Moreover, as we will see in the second part of the book, many of the Natural Law formulations of non-penological moral principles also contradict Scripture. Even the definition of “morals” in Natural Law theory becomes very fuzzy when some writers hold to a more classical view of eternal and unchangeable principles70 (closer to Scripture) and others hold that the content of Natural Law can change as human nature changes.71
A charitable reading of evangelical Natural Law writers might give the impression that a source of morals independent of Scripture is sought because of apologetic concerns. If apologetics were the only concern, there would be no need to go beyond what Calvin did, as we will seek to show in our third section of the book. Instead, we discover an unnecessary (unnecessary from a Van Tillian perspective) divorcing of Natural Law from religion in order to present “neutral morals” to the unregenerate. Evangelicals often quote William K. Frankena72 approvingly to show that morality is not logically dependent upon religion. If this is apologetics, then it is an apologetics that has capitulated to the pagans and cannot show the moral bankruptcy of an ethics divorced from God.

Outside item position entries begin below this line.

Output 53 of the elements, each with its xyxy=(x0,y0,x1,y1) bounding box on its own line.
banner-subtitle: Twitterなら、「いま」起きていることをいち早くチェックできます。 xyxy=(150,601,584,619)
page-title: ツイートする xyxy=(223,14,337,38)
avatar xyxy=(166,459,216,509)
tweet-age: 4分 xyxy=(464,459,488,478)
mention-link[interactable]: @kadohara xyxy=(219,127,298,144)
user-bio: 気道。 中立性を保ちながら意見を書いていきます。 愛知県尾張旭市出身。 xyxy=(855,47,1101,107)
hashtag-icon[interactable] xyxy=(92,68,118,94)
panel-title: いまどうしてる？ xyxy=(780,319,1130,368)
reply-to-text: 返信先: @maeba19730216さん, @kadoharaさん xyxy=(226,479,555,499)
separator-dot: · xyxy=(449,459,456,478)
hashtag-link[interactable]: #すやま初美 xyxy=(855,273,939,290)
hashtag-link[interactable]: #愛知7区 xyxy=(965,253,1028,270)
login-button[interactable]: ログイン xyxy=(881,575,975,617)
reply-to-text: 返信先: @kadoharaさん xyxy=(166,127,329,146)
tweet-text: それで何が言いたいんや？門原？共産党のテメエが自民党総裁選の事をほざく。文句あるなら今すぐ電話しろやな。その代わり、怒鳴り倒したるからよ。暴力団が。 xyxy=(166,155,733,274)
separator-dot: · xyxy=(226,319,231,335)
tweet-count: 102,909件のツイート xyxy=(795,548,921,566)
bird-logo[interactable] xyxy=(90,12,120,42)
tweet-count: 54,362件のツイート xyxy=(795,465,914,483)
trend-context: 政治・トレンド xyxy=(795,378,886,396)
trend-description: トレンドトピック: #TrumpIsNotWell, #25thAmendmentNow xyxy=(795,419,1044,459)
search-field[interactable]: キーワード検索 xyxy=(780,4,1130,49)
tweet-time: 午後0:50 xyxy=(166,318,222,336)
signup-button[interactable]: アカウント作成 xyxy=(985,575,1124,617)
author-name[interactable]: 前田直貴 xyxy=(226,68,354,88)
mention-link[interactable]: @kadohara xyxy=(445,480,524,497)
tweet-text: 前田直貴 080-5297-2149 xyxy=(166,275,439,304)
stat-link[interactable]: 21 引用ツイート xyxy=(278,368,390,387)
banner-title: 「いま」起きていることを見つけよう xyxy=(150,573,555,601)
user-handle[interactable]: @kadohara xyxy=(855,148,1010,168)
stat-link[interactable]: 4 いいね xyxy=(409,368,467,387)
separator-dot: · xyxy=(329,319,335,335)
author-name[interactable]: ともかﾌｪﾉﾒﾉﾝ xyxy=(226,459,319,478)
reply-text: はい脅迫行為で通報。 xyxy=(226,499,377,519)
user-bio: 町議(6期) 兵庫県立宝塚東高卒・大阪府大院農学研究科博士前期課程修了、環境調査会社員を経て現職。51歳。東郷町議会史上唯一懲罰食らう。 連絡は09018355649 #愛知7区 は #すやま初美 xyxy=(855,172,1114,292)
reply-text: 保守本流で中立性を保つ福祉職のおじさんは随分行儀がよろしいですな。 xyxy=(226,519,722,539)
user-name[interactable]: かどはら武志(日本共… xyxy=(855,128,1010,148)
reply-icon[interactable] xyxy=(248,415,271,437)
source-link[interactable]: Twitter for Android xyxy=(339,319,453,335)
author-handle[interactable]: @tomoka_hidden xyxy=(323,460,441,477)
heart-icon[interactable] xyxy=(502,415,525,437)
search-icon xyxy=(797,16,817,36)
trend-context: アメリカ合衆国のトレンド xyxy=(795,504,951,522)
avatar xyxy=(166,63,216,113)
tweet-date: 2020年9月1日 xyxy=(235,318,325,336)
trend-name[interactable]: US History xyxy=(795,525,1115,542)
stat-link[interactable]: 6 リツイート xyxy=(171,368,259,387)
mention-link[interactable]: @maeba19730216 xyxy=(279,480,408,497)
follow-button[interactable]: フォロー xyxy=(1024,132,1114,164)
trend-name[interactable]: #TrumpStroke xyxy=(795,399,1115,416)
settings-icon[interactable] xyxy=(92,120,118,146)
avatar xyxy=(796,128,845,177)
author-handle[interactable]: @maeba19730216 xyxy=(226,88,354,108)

During the time spanning the Renaissance to the modern period, there were many critical voices raised against Natural Law theories of every kind. Machiavelli was a great enemy of Natural Law, as was Hobbes a century later. Hume raised a devastating critique of Natural Law in his day. There is no lack of ammunition for a modern skeptic to throw against Natural Law theories. However, it still remains true that Natural Law theory of one form or another has been the only intellectual force that unregenerate men have had to oppose the tyranny of legal positivism. As mentioned in the introduction to this book, the judges at the Nuremberg trials had to dig into the discarded bag of Natural Law in order to be able to successfully argue that the Nazi war criminals were indeed criminals guilty of breaking a “law.” The United Nations and other agencies have also from time to time appealed to Natural Law as a last resort.73 Is Natural Law the answer to tyranny or is it just a substitution of one tyranny for another?74 The rest of this will be devoted to answering that question.